Question

If the letters of the word BRING are permuted in all the possible ways and the words thus formed are arranged as in dictionary order, then find the ${{59}^{th}}$ word.

Answer 1

Hint: First arrange the letters of the word BRING in alphabetical order. Find the number of words that can be formed by fixing the letter B. at first place now, in the next step find the number of words that can be formed by fixing the letter G at first place. Now fix the first two letters as IB and then find the number of possible words that can be formed. Now, by fixing IG as the first two letters find the ${{60}^{th}}$ word that will be formed and hence find the ${{59}^{th}}$ word by observing the arrangement of letters in the ${{60}^{th}}$ word.
Here we have been provided with the word BRING which is to be permuted in all the possible ways and the words are arranged in the order as present in the dictionary. We have to find the ${{59}^{th}}$ words.
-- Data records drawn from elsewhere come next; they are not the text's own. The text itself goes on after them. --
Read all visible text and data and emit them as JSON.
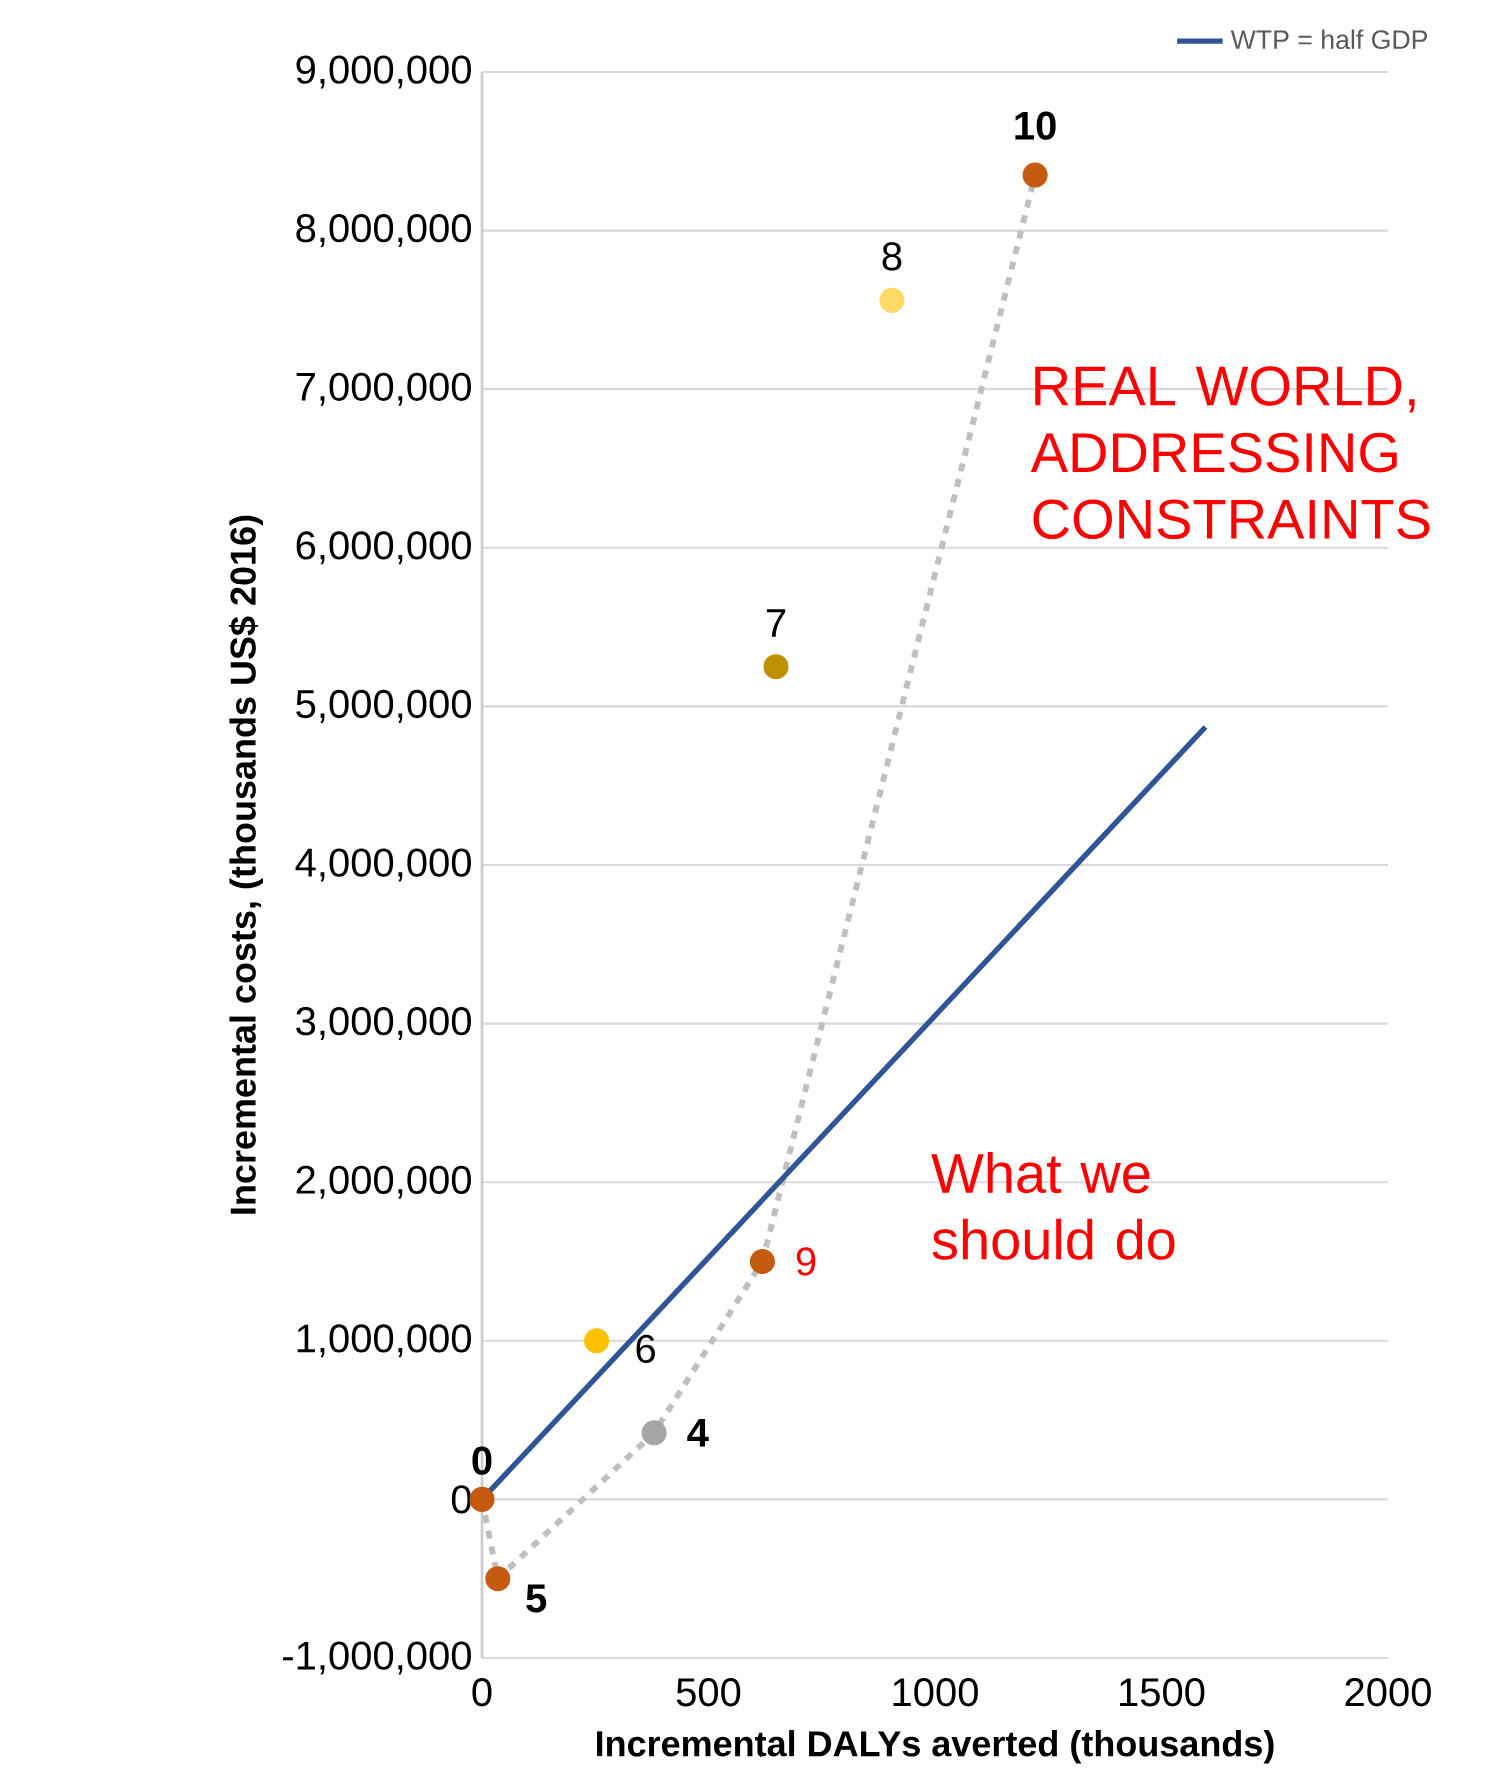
{
  "chart_data": {
    "type": "scatter",
    "xlabel": "Incremental DALYs averted (thousands)",
    "ylabel": "Incremental costs, (thousands US$ 2016)",
    "xlim": [
      0,
      2000
    ],
    "xticks": [
      0,
      500,
      1000,
      1500,
      2000
    ],
    "ylim": [
      -1000000,
      9000000
    ],
    "yticks": [
      {
        "value": -1000000,
        "label": "-1,000,000"
      },
      0,
      {
        "value": 1000000,
        "label": "1,000,000"
      },
      {
        "value": 2000000,
        "label": "2,000,000"
      },
      {
        "value": 3000000,
        "label": "3,000,000"
      },
      {
        "value": 4000000,
        "label": "4,000,000"
      },
      {
        "value": 5000000,
        "label": "5,000,000"
      },
      {
        "value": 6000000,
        "label": "6,000,000"
      },
      {
        "value": 7000000,
        "label": "7,000,000"
      },
      {
        "value": 8000000,
        "label": "8,000,000"
      },
      {
        "value": 9000000,
        "label": "9,000,000"
      }
    ],
    "grid": "y",
    "legend": "top right",
    "series": [
      {
        "marker": "circle",
        "x": [
          0,
          35,
          380,
          253,
          619,
          649,
          905,
          1221
        ],
        "values": [
          0,
          -500000,
          420000,
          1000000,
          1500000,
          5250000,
          7560000,
          8350000
        ],
        "colors": [
          "#c55a11",
          "#c55a11",
          "#a5a5a5",
          "#ffc000",
          "#c55a11",
          "#bf9000",
          "#ffd966",
          "#c55a11"
        ]
      },
      {
        "type": "line",
        "x": [
          0,
          35,
          380,
          619,
          1221
        ],
        "values": [
          0,
          -500000,
          420000,
          1500000,
          8350000
        ],
        "color": "#bfbfbf",
        "line_style": "dotted",
        "marker": "none"
      },
      {
        "type": "line",
        "name": "WTP = half GDP",
        "x": [
          0,
          1597
        ],
        "values": [
          0,
          4870000
        ],
        "color": "#2f5597",
        "line_style": "solid",
        "marker": "none"
      }
    ],
    "annotations": [
      {
        "text": "0",
        "x": 0,
        "y": 0
      },
      {
        "text": "5",
        "x": 35,
        "y": -500000
      },
      {
        "text": "4",
        "x": 380,
        "y": 420000
      },
      {
        "text": "6",
        "x": 253,
        "y": 1000000
      },
      {
        "text": "9",
        "x": 619,
        "y": 1500000
      },
      {
        "text": "7",
        "x": 649,
        "y": 5250000
      },
      {
        "text": "8",
        "x": 905,
        "y": 7560000
      },
      {
        "text": "10",
        "x": 1221,
        "y": 8350000
      },
      "REAL WORLD, ADDRESSING CONSTRAINTS",
      "What we should do"
    ]
  }
}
Complete step by step answer:
Now first let us arrange the letters of this word in the alphabetical order. So, we have BRING as the word arranged with letters in the alphabetical; order. Therefore, BRING is the first word according to dictionary order.
Let us fix the B at first Place. So, we have four letters left which is to be arranged at four places so, we have,
$\begin{matrix}
   \begin{matrix}
   \begin{matrix}
   B & \_ \\
\end{matrix} & \_ \\
\end{matrix} & \_ & \_ \\
\end{matrix}$
Number of words that can be formed with first letters as $B=4!=24$
Now let us fix the letter G at first place. So, we have again four letters left which are to be arranged at four places. So, we have,
$\begin{matrix}
   \begin{matrix}
   \begin{matrix}
   G & \_ \\
\end{matrix} & \_ \\
\end{matrix} & \_ & \_ \\
\end{matrix}$
Number of words that can be formed with first letters as $G=4!=24$
Proceeding further, let us fix the first two letters of the word with IB. so, we have three letters left that are to be arranged at three places. Therefore, we get,
$\begin{matrix}
   \begin{matrix}
   \begin{matrix}
   I & B \\
\end{matrix} & \_ \\
\end{matrix} & \_ & \_ \\
\end{matrix}$
Number of words that can be formed with first letters as $IB=3!=6$
So, the total number of words formed till now $24+24+6=54$
We have to reach $59$, so let us move a step ahead.
Now let us fix the two letters of the word with IG. So, again we have three letters left that are to be arranged at three places. Therefore, we get,
$\begin{matrix}
   \begin{matrix}
   \begin{matrix}
   I & G \\
\end{matrix} & \_ \\
\end{matrix} & \_ & \_ \\
\end{matrix}$
Number of words that can be formed with first letters as $IB=3!=6$
Therefore, the total number of words now formed = $54+6=60$. So, according to the dictionary this ${{60}^{th}}$ word will be IGRNB.
Here in this word, we can see that the letter N appears before the letter B, so, in the ${{59}^{th}}$ word the letter B must have appeared before the letter N according to the dictionary.

Therefore, the ${{59}^{th}}$ word will be IGRBN, which is our answer.

Note: One may note that we have not considered all the words that can be formed with first letter as I because if we will do so then total number of words will become $72$ which will be of no use as we have to come back to ${{59}^{th}}$ word. You must proceed like we did in the above solution. Remember that sometimes we will be given with a formed word and we will be asked the rank of that word as arranged in the dictionary. In that case also we have to proceed with the similar process used in the above solution.